Arrêté en septembre 1999, le SROS II fixait un certain nombre d'objectifs ambitieux. Où en est aujourd'hui ce schéma ? « En psychiatrie et sur les soins de suite, nous avons très bien avancé », commente Philippe Ritter. « Dans le domaine du MCO, le gros problème aura été d'équilibrer les moyens entre les établissements ayant des soucis de développement d'activité, et donc d'augmentation de moyens et de capacité, notamment en Savoie, en Haute-Savoie, et dans le nord de l'Isère. Dans d'autres zones, il a fallu maintenir une offre sanitaire malgré le déclin démographique. »
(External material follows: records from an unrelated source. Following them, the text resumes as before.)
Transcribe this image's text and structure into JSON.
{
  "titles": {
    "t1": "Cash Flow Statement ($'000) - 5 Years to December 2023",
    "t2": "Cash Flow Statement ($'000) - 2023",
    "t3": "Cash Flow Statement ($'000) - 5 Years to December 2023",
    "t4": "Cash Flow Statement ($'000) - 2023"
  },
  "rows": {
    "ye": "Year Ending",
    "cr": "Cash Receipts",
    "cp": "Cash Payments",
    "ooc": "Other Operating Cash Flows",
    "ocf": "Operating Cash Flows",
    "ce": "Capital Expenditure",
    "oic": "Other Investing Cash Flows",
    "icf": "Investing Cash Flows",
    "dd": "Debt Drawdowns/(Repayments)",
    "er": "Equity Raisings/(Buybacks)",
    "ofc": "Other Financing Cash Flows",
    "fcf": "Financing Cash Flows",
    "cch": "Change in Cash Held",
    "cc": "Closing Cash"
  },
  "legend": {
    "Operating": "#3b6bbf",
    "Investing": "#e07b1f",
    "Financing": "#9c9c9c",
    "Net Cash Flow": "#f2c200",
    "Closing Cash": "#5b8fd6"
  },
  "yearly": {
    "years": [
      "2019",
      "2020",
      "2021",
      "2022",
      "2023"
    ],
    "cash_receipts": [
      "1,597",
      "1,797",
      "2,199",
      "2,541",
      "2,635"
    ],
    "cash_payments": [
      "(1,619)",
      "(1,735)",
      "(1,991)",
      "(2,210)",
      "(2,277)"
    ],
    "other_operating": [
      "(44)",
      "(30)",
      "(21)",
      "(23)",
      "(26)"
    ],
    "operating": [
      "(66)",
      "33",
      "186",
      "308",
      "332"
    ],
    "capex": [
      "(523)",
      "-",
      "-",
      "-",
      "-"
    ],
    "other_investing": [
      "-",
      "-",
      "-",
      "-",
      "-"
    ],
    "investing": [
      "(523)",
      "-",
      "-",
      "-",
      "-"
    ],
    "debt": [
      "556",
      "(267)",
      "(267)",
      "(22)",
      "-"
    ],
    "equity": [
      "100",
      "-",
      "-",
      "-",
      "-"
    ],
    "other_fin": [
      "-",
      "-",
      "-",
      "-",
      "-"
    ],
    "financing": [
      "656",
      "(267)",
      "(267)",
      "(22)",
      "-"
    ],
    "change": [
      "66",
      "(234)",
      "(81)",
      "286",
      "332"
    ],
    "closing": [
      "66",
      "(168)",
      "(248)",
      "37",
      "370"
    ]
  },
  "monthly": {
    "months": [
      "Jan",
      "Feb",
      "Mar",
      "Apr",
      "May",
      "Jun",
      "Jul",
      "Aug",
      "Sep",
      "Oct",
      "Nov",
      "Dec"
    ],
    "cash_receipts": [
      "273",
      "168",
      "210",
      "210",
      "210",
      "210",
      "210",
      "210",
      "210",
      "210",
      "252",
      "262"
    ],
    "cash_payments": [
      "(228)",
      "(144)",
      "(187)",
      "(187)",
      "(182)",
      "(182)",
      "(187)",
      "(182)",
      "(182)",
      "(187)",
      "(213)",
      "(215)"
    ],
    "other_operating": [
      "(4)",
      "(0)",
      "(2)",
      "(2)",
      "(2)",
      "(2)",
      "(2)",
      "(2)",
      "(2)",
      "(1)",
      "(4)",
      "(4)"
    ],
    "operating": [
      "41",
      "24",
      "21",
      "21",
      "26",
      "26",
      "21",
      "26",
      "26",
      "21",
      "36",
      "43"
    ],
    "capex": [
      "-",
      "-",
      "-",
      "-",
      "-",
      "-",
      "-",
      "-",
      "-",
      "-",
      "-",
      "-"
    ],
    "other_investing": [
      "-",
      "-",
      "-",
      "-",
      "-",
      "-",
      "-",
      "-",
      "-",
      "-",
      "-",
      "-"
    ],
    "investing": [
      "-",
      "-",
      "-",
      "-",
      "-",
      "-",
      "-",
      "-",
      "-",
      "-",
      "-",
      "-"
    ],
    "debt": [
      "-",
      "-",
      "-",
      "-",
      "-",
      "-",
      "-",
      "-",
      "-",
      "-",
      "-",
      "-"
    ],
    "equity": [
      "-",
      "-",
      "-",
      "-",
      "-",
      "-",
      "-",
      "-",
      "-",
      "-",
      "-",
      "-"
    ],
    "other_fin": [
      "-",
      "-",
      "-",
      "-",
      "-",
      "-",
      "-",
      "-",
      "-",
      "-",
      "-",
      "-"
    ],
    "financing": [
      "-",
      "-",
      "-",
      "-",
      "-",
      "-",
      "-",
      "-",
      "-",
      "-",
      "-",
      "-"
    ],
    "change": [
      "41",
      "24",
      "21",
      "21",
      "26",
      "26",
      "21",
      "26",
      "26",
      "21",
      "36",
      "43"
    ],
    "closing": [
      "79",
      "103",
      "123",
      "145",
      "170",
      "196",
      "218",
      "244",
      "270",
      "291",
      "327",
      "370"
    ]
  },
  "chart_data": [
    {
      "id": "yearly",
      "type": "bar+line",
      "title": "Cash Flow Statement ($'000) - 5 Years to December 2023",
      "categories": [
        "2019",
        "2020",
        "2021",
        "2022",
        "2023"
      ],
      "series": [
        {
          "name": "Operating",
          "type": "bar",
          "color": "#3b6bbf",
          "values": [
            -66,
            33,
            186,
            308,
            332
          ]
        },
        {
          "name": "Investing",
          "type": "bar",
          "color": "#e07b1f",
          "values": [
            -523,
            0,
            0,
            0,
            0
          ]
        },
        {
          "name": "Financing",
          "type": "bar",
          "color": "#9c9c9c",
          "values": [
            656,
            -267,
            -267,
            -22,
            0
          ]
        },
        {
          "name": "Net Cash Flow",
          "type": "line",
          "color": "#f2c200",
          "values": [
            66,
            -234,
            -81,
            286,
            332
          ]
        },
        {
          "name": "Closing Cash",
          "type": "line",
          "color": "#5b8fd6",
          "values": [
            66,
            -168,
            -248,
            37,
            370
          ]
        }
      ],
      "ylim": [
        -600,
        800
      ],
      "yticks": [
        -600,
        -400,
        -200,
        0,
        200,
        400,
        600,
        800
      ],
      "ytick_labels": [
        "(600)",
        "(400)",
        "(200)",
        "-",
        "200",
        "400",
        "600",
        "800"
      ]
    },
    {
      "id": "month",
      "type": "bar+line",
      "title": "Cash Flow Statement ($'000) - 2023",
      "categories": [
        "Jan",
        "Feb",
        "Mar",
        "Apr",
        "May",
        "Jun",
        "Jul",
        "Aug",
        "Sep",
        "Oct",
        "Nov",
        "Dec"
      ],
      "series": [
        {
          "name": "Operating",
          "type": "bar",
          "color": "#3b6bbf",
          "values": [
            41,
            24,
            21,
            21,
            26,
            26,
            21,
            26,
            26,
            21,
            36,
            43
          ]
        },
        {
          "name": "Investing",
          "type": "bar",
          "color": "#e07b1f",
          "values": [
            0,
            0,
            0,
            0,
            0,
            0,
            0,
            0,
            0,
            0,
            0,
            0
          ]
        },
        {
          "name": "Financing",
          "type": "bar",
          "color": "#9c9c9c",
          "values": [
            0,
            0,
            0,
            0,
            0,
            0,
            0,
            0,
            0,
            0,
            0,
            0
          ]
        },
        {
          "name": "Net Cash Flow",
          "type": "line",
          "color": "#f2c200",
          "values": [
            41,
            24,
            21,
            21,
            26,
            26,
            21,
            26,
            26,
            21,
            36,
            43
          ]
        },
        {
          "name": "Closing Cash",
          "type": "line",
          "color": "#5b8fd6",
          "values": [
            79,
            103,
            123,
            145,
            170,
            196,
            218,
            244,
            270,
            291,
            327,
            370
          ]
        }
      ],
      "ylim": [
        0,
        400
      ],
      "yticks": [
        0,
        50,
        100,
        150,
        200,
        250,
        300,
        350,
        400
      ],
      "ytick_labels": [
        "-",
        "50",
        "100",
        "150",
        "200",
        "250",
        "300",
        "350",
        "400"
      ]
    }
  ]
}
La région Rhône-Alpes requiert, en effet, la conciliation d'impératifs parfois divergents, liés à la saisonnalité dans la zone alpine ou dans le sud de la Drôme et de l'Ardèche. « Nous avons donc essayé d'adapter l'offre », estime le directeur de l'ARH. Le SROS reposait par ailleurs sur l'idée d'un travail en « pôle sanitaire » impliquant la coopération des établissements proches, publics ou privés. Une démarche qui n'a pas toujours été « facile à entreprendre », souligne-t-il, en précisant toutefois que sa mise en uvre est effective dans certains départements : « Dans le nord-Isère, par exemple, nous avons élaboré un projet stratégique rassemblant tous les établissements de ce secteur en perspective de la construction d'un nouvel établissement associant public et privé à l'Isle d'Abeau. »
Tensions avec les HCL
Avec les Hospices civils de Lyon (HCL), les négociations ont été parfois âpres. Probablement parce que le CHU lyonnais a été le plus gros pourvoyeur du prélèvement de 0,5 % effectué sur les établissements les mieux dotés afin de financer les opérations de restructuration. Or « les HCL n'ont pas cessé de contester cette politique de redistribution », rappelle le directeur général de la caisse régionale d'assurance-maladie (CRAM) de Rhône-Alpes, Jacques Kiner, « ce qui ne les a d'ailleurs pas empêchés de développer de leur côté d'importants projets de restructuration ». Une tension réactivée lorsque l'ARH et les HCL ont dû se mettre d'accord sur un contrat d'objectifs et de moyens, ou encore, lorsque Philippe Ritter a voulu faire avancer la coordination des trois CHU de la région, sur la radiologie interventionnelle ou la transplantation, pourtant déjà recommandée par le premier SROS. En revanche, le directeur de l'ARH estime avoir pu « travailler en lien étroit » avec l'assurance-maladie. Ce que confirme Jacques Kiner, en soulignant « la confiance et le respect mutuel » qui ont permis à l'assurance-maladie « de faire prévaloir ses préoccupations (...) ». Au total, « si les ARH ont permis d'avoir une vision cohérente de l'hospitalisation publique et privée, on s'aperçoit bien de leurs limites dans leurs modalités de fonctionnement », concède Philippe Ritter. Le directeur de l'ARH quitte donc Rhône-Alpes pour l'Ile-de-France avec un souhait, celui de voir naître les agences régionales de santé, les ARS, « qui permettront une plus grande cohérence de la prise en charge sanitaire de la population », conclut-il.